Tree Lotion CBD Cream
Many CBD products are fake. Or over-hyped. Tree Lotion makes quality CBD creams: “We have created unique proprietary blends using the most powerful and effective organic essential oils in the world combined with pure hemp derived CBD, tested and free of pesticides.” Not sure what to order? Write Melanie at Tree Lotion: treelotioninc@gmail.com. Put “Head Butler sent me” in the subject line, and describe your problem/situation. Tree Lotion offers a 30% discount for Head Butler readers in December. Type HOLIDAY into “Referral Form” at checkout.

Clarins Beauty Flash Balm
I saw testimonial after testimonial for its use as a base for makeup and as a home facial (apply, let sit 10-15 minutes, rinse or tissue off.) This is the ultimate endorsement: “It’s like eight hours of sleep in a tube.”

STOCKING STUFFERS

Timex Easy Reader Watch
Esquire: “The simple retro face looks cooler than some watches that cost six times as much.” Under $30.

Zojirushi Stainless Steel Vacuum Insulated Mug
The only thermos to buy. Hot stays hot, cold stays cold. And the taste of the beverage doesn’t change.

iPhone Charger Cables
A pack of 4. Two are 3’ long, two are ‘6’ long. $10.59. At an airport, you pay $20 for just one.

Nam Prik Asian Chili Hot Sauce
Graduate from Sriracha. Nam Prik is an Asian chili sauce that’s both spicy and sweet. Nam Prik (pronounced: nam-preek, literally “fluid chili”) delivers fire and flavor, adding personality to eggs, Mexican food, Asian dishes, meat and chicken entrees.

Proraso Shaving Cream
Proraso was formulated by a venerable company in Florence in 1948. The ingredients remain unchanged. All natural, of course.

Palomino Blackwing Pencils
John Steinbeck wrote with a Blackwing. Leonard Bernstein, Stephen Sondheim and Quincy Jones used Blackwings for scores. They are “the best pencil ever made.”

Moleskine Notebooks
The leather-like cover takes more wear than you’ll ever give it. The elastic band is useful. There’s an inner pocket. The spine is sewn, not glued..

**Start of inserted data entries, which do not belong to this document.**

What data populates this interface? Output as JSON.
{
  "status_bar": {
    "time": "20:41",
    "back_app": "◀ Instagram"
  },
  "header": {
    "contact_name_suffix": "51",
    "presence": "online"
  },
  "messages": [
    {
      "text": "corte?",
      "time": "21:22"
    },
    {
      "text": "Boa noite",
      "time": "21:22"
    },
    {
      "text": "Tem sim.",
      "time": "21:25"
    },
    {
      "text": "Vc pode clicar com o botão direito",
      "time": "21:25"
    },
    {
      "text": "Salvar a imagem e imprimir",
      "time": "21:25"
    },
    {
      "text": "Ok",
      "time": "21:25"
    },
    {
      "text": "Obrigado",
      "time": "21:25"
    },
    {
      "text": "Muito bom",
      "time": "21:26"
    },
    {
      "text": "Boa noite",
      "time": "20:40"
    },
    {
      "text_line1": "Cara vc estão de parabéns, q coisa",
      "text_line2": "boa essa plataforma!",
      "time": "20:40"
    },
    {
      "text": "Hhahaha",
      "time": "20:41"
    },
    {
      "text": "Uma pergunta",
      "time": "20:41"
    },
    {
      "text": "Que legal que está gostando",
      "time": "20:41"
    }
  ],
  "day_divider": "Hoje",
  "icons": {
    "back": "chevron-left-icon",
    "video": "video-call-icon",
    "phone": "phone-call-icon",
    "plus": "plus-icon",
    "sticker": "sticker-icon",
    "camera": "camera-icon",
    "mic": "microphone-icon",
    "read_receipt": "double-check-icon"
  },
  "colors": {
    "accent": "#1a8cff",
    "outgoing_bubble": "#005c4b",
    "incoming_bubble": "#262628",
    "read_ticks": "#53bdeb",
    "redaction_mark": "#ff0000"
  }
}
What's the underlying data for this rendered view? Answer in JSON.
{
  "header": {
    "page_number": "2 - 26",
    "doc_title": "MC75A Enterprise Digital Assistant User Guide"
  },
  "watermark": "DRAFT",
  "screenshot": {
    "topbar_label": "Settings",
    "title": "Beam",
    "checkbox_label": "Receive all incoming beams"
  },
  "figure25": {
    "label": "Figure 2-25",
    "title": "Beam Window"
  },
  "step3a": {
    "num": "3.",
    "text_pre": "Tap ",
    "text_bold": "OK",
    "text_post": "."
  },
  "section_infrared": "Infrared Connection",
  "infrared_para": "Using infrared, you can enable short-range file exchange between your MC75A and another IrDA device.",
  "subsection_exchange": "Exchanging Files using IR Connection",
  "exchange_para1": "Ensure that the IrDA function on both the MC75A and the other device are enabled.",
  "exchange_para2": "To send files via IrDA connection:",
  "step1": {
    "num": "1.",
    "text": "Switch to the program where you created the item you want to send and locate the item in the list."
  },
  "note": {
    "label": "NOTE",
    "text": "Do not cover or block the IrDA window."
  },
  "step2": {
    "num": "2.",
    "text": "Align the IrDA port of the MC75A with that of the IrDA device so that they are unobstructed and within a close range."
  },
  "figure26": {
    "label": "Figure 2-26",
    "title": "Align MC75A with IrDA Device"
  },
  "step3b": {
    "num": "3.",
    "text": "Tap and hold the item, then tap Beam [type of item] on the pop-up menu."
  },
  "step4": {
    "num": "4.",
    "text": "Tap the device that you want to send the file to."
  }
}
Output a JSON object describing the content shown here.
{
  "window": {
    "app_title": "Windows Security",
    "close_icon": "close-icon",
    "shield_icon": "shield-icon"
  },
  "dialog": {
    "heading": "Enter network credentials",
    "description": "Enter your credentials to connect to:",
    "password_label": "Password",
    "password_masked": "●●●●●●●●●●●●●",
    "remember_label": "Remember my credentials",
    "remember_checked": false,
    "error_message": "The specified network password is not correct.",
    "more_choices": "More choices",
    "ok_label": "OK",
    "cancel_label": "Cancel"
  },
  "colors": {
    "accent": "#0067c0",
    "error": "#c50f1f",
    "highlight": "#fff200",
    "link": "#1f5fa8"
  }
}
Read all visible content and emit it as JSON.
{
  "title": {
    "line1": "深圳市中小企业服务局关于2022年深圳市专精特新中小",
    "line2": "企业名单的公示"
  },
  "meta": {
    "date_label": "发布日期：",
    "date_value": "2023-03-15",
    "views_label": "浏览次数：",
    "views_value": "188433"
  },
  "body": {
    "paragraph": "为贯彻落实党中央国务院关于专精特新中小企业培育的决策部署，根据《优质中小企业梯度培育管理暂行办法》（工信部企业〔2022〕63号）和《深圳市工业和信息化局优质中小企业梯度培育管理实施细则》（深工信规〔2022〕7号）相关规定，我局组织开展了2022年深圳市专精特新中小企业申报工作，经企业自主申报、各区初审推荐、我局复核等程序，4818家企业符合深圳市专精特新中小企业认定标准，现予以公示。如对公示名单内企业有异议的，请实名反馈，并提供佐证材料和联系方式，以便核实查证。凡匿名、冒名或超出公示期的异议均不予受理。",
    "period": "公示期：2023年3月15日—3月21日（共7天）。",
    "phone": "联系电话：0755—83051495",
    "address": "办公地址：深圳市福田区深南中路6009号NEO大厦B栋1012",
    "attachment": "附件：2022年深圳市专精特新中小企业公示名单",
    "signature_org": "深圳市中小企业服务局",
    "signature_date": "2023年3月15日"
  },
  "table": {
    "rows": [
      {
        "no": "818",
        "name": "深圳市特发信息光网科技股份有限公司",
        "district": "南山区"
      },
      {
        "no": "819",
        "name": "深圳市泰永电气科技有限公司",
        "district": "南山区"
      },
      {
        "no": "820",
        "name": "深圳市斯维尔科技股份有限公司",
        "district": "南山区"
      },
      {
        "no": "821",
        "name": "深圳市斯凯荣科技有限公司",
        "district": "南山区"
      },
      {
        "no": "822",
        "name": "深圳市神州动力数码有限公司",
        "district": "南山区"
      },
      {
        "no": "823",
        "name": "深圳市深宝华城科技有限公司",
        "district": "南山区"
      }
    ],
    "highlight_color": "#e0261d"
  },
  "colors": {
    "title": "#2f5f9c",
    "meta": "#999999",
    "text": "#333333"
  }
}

Louise Fili: Brilliant pencils, gift cards, and more
Louise Fili takes Italian design of an earlier era — say, 1920-1960 — and creates dazzling, affordable, functional objects: pencils, gift cards and treasure boxes.

Anne Taintor Coffee Mugs & More
Retro advertising images with snarky captions. “If It’s Five O’Clock Somewhere Can I Go Home Now,” “Why Yes, I Am Overqualified,” “The Paleo Diet…. Isn’t That What Killed The Dinosaurs,” and “Martinis…they’re not just for breakfast anymore.”

Viva la Repartee: Clever Comebacks and Witty Retorts
it’s exhausting to be witty on cue. On the other hand, it sharpens the mind to read several hundred pages of great repartee — which Mark Twain defined as “something we think of twenty four hours too late.”

Thymes Frasier Fir Candle
The Thymes Frasier Fir candle in a dark green glass won’t quite convince you that there’s a fir tree in the corner, but it proposes the idea.

Diptyque candles
It takes 1,300 roses to make ONE gram of pure rose oil used in a Diptyque. This candle lasts so long it’s like a bottle of Dom Perignon that keeps refilling itself while your back is turned.